Students often have other pressing deadlines before them , including papers, exams and other campus activities. But State College Mayor Elizabeth Goreham stressed in her office the importance for young students to take the time to vote.
“The earlier you register and begin voting, you will think of yourself as a voter and every year you will vote,” Goreham said.
In her humble office in State College’s Municipal Building, Goreham’s large mahogany desk with neat stacks of paper here and there takes up most of the room. An American flag hangs prominently behind her.
Goreham looked up Pennsylvania absentee ballots on her laptop and in seconds found a direct link to the application itself.
Goreham laughed to herself, admitting, “That’s really good you can download the application and just fill it out and mail it in. [Technological access] is a trend that will prevail.”
First, you need to download the online application from the state website where you are originally registered to vote in. After printing out this document, fill in the blanks asking for your general information, including Social Security number, your permanent residence and the residence you are currently in where you would like the absentee ballot to be sent. Once completed, it must be mailed to the address provided no later than Oct. 30. After a few weeks, your state ballot will be sent to you with a return envelope for the County Election Office and the completed ballot must be received by Nov. 2, the Friday before Election Day. At this point, your vote is on its way to being heard.

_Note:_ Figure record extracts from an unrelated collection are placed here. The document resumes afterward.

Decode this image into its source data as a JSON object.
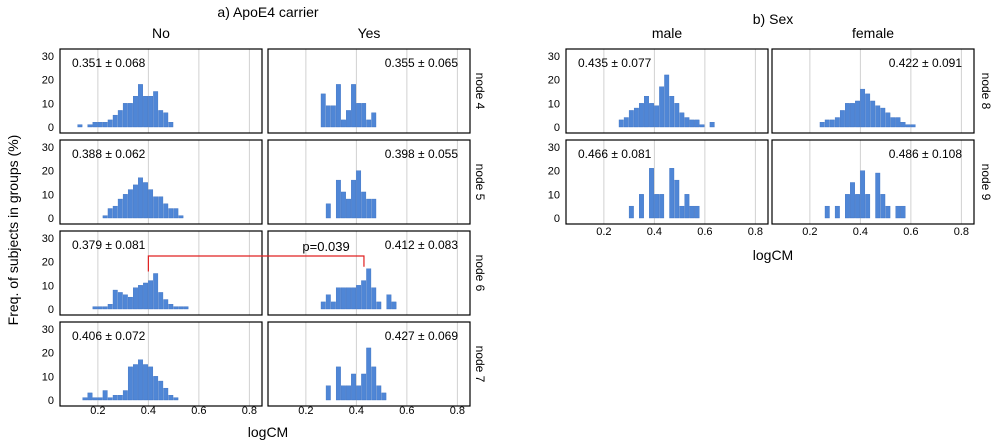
{
  "figure": {
    "panel_a_title": "a) ApoE4 carrier",
    "panel_b_title": "b) Sex",
    "ylabel": "Freq. of subjects in groups (%)",
    "xlabel": "logCM",
    "bar_color": "#4f86d6",
    "annotation_color": "#e02020"
  },
  "chart_data": [
    {
      "type": "bar",
      "panel": "a",
      "title": "a) ApoE4 carrier",
      "columns": [
        "No",
        "Yes"
      ],
      "rows": [
        "node 4",
        "node 5",
        "node 6",
        "node 7"
      ],
      "xlabel": "logCM",
      "ylabel": "Freq. of subjects in groups (%)",
      "xlim": [
        0.05,
        0.85
      ],
      "xticks": [
        "0.2",
        "0.4",
        "0.6",
        "0.8"
      ],
      "ylim": [
        0,
        30
      ],
      "yticks": [
        "0",
        "10",
        "20",
        "30"
      ],
      "bin_width": 0.02,
      "grid": "vertical",
      "significance": {
        "text": "p=0.039",
        "row": "node 6",
        "from": [
          "No",
          0.4
        ],
        "to": [
          "Yes",
          0.43
        ]
      },
      "panels": [
        {
          "row": "node 4",
          "column": "No",
          "stat": "0.351 ± 0.068",
          "bins": [
            [
              0.12,
              1
            ],
            [
              0.16,
              1
            ],
            [
              0.18,
              2
            ],
            [
              0.2,
              2
            ],
            [
              0.22,
              2
            ],
            [
              0.24,
              3
            ],
            [
              0.26,
              5
            ],
            [
              0.28,
              7
            ],
            [
              0.3,
              10
            ],
            [
              0.32,
              10
            ],
            [
              0.34,
              13
            ],
            [
              0.36,
              18
            ],
            [
              0.38,
              13
            ],
            [
              0.4,
              13
            ],
            [
              0.42,
              15
            ],
            [
              0.44,
              7
            ],
            [
              0.46,
              6
            ],
            [
              0.48,
              2
            ]
          ]
        },
        {
          "row": "node 4",
          "column": "Yes",
          "stat": "0.355 ± 0.065",
          "bins": [
            [
              0.26,
              14
            ],
            [
              0.28,
              9
            ],
            [
              0.3,
              9
            ],
            [
              0.32,
              18
            ],
            [
              0.34,
              3
            ],
            [
              0.36,
              7
            ],
            [
              0.38,
              18
            ],
            [
              0.4,
              10
            ],
            [
              0.42,
              10
            ],
            [
              0.44,
              3
            ],
            [
              0.46,
              6
            ]
          ]
        },
        {
          "row": "node 5",
          "column": "No",
          "stat": "0.388 ± 0.062",
          "bins": [
            [
              0.22,
              1
            ],
            [
              0.24,
              4
            ],
            [
              0.26,
              5
            ],
            [
              0.28,
              8
            ],
            [
              0.3,
              10
            ],
            [
              0.32,
              12
            ],
            [
              0.34,
              14
            ],
            [
              0.36,
              17
            ],
            [
              0.38,
              15
            ],
            [
              0.4,
              12
            ],
            [
              0.42,
              9
            ],
            [
              0.44,
              9
            ],
            [
              0.46,
              6
            ],
            [
              0.48,
              4
            ],
            [
              0.5,
              4
            ],
            [
              0.52,
              1
            ]
          ]
        },
        {
          "row": "node 5",
          "column": "Yes",
          "stat": "0.398 ± 0.055",
          "bins": [
            [
              0.28,
              6
            ],
            [
              0.3,
              0
            ],
            [
              0.32,
              16
            ],
            [
              0.34,
              11
            ],
            [
              0.36,
              8
            ],
            [
              0.38,
              16
            ],
            [
              0.4,
              20
            ],
            [
              0.42,
              11
            ],
            [
              0.44,
              8
            ],
            [
              0.46,
              8
            ]
          ]
        },
        {
          "row": "node 6",
          "column": "No",
          "stat": "0.379 ± 0.081",
          "bins": [
            [
              0.18,
              1
            ],
            [
              0.2,
              1
            ],
            [
              0.22,
              1
            ],
            [
              0.24,
              2
            ],
            [
              0.26,
              8
            ],
            [
              0.28,
              7
            ],
            [
              0.3,
              6
            ],
            [
              0.32,
              5
            ],
            [
              0.34,
              9
            ],
            [
              0.36,
              10
            ],
            [
              0.38,
              11
            ],
            [
              0.4,
              12
            ],
            [
              0.42,
              15
            ],
            [
              0.44,
              7
            ],
            [
              0.46,
              4
            ],
            [
              0.48,
              2
            ],
            [
              0.5,
              1
            ],
            [
              0.52,
              1
            ],
            [
              0.54,
              1
            ]
          ]
        },
        {
          "row": "node 6",
          "column": "Yes",
          "stat": "0.412 ± 0.083",
          "bins": [
            [
              0.26,
              3
            ],
            [
              0.28,
              6
            ],
            [
              0.3,
              3
            ],
            [
              0.32,
              9
            ],
            [
              0.34,
              9
            ],
            [
              0.36,
              9
            ],
            [
              0.38,
              9
            ],
            [
              0.4,
              10
            ],
            [
              0.42,
              12
            ],
            [
              0.44,
              17
            ],
            [
              0.46,
              9
            ],
            [
              0.48,
              3
            ],
            [
              0.5,
              0
            ],
            [
              0.52,
              6
            ],
            [
              0.54,
              3
            ]
          ]
        },
        {
          "row": "node 7",
          "column": "No",
          "stat": "0.406 ± 0.072",
          "bins": [
            [
              0.14,
              1
            ],
            [
              0.16,
              3
            ],
            [
              0.18,
              1
            ],
            [
              0.2,
              1
            ],
            [
              0.22,
              4
            ],
            [
              0.24,
              1
            ],
            [
              0.26,
              2
            ],
            [
              0.28,
              2
            ],
            [
              0.3,
              4
            ],
            [
              0.32,
              14
            ],
            [
              0.34,
              15
            ],
            [
              0.36,
              17
            ],
            [
              0.38,
              15
            ],
            [
              0.4,
              14
            ],
            [
              0.42,
              10
            ],
            [
              0.44,
              8
            ],
            [
              0.46,
              5
            ],
            [
              0.48,
              2
            ],
            [
              0.5,
              1
            ]
          ]
        },
        {
          "row": "node 7",
          "column": "Yes",
          "stat": "0.427 ± 0.069",
          "bins": [
            [
              0.28,
              6
            ],
            [
              0.3,
              0
            ],
            [
              0.32,
              14
            ],
            [
              0.34,
              6
            ],
            [
              0.36,
              6
            ],
            [
              0.38,
              11
            ],
            [
              0.4,
              6
            ],
            [
              0.42,
              11
            ],
            [
              0.44,
              22
            ],
            [
              0.46,
              14
            ],
            [
              0.48,
              6
            ],
            [
              0.5,
              3
            ]
          ]
        }
      ]
    },
    {
      "type": "bar",
      "panel": "b",
      "title": "b) Sex",
      "columns": [
        "male",
        "female"
      ],
      "rows": [
        "node 8",
        "node 9"
      ],
      "xlabel": "logCM",
      "xlim": [
        0.05,
        0.85
      ],
      "xticks": [
        "0.2",
        "0.4",
        "0.6",
        "0.8"
      ],
      "ylim": [
        0,
        30
      ],
      "yticks": [
        "0",
        "10",
        "20",
        "30"
      ],
      "bin_width": 0.02,
      "grid": "vertical",
      "panels": [
        {
          "row": "node 8",
          "column": "male",
          "stat": "0.435 ± 0.077",
          "bins": [
            [
              0.26,
              3
            ],
            [
              0.28,
              4
            ],
            [
              0.3,
              7
            ],
            [
              0.32,
              8
            ],
            [
              0.34,
              10
            ],
            [
              0.36,
              13
            ],
            [
              0.38,
              10
            ],
            [
              0.4,
              9
            ],
            [
              0.42,
              17
            ],
            [
              0.44,
              22
            ],
            [
              0.46,
              13
            ],
            [
              0.48,
              10
            ],
            [
              0.5,
              6
            ],
            [
              0.52,
              4
            ],
            [
              0.54,
              3
            ],
            [
              0.56,
              3
            ],
            [
              0.58,
              1
            ],
            [
              0.62,
              2
            ]
          ]
        },
        {
          "row": "node 8",
          "column": "female",
          "stat": "0.422 ± 0.091",
          "bins": [
            [
              0.24,
              2
            ],
            [
              0.26,
              3
            ],
            [
              0.28,
              3
            ],
            [
              0.3,
              4
            ],
            [
              0.32,
              7
            ],
            [
              0.34,
              10
            ],
            [
              0.36,
              10
            ],
            [
              0.38,
              11
            ],
            [
              0.4,
              16
            ],
            [
              0.42,
              14
            ],
            [
              0.44,
              11
            ],
            [
              0.46,
              9
            ],
            [
              0.48,
              8
            ],
            [
              0.5,
              6
            ],
            [
              0.52,
              4
            ],
            [
              0.54,
              4
            ],
            [
              0.56,
              2
            ],
            [
              0.58,
              1
            ],
            [
              0.6,
              1
            ]
          ]
        },
        {
          "row": "node 9",
          "column": "male",
          "stat": "0.466 ± 0.081",
          "bins": [
            [
              0.3,
              5
            ],
            [
              0.32,
              0
            ],
            [
              0.34,
              10
            ],
            [
              0.36,
              0
            ],
            [
              0.38,
              21
            ],
            [
              0.4,
              10
            ],
            [
              0.42,
              10
            ],
            [
              0.44,
              0
            ],
            [
              0.46,
              21
            ],
            [
              0.48,
              16
            ],
            [
              0.5,
              5
            ],
            [
              0.52,
              10
            ],
            [
              0.54,
              5
            ],
            [
              0.56,
              5
            ]
          ]
        },
        {
          "row": "node 9",
          "column": "female",
          "stat": "0.486 ± 0.108",
          "bins": [
            [
              0.26,
              5
            ],
            [
              0.28,
              0
            ],
            [
              0.3,
              5
            ],
            [
              0.32,
              0
            ],
            [
              0.34,
              10
            ],
            [
              0.36,
              15
            ],
            [
              0.38,
              10
            ],
            [
              0.4,
              20
            ],
            [
              0.42,
              10
            ],
            [
              0.44,
              0
            ],
            [
              0.46,
              19
            ],
            [
              0.48,
              10
            ],
            [
              0.5,
              5
            ],
            [
              0.52,
              0
            ],
            [
              0.54,
              5
            ],
            [
              0.56,
              5
            ]
          ]
        }
      ]
    }
  ]
}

Although availability of absentee applications vary by states and counties, if you are not able to do the process online, applications can be picked up at select county offices or public libraries. You can also call a county office near you and request for the application to be mailed to your address. Once you have it, you still must mail the completed ballot back to the office by Nov. 2.
However, Goreham explained it may be beneficial to register to vote in your college town, rather than your hometown, to take part not only in national elections but local as well.
The 2012 general election ballot for Pennsylvania will also include candidates for state senators, representatives of the house, and statewide offices, such as attorney general and treasurer.
You can re-register as a Pennsylvania voter by Oct. 9 even if you have already registered in your hometown.
“In terms of our awareness, we know the big national issues and we’re interested in them long before we’re interested in our local issues,” Goreham said.
“There are [local] laws you may want to challenge. If you don’t vote, you have no right to complain.”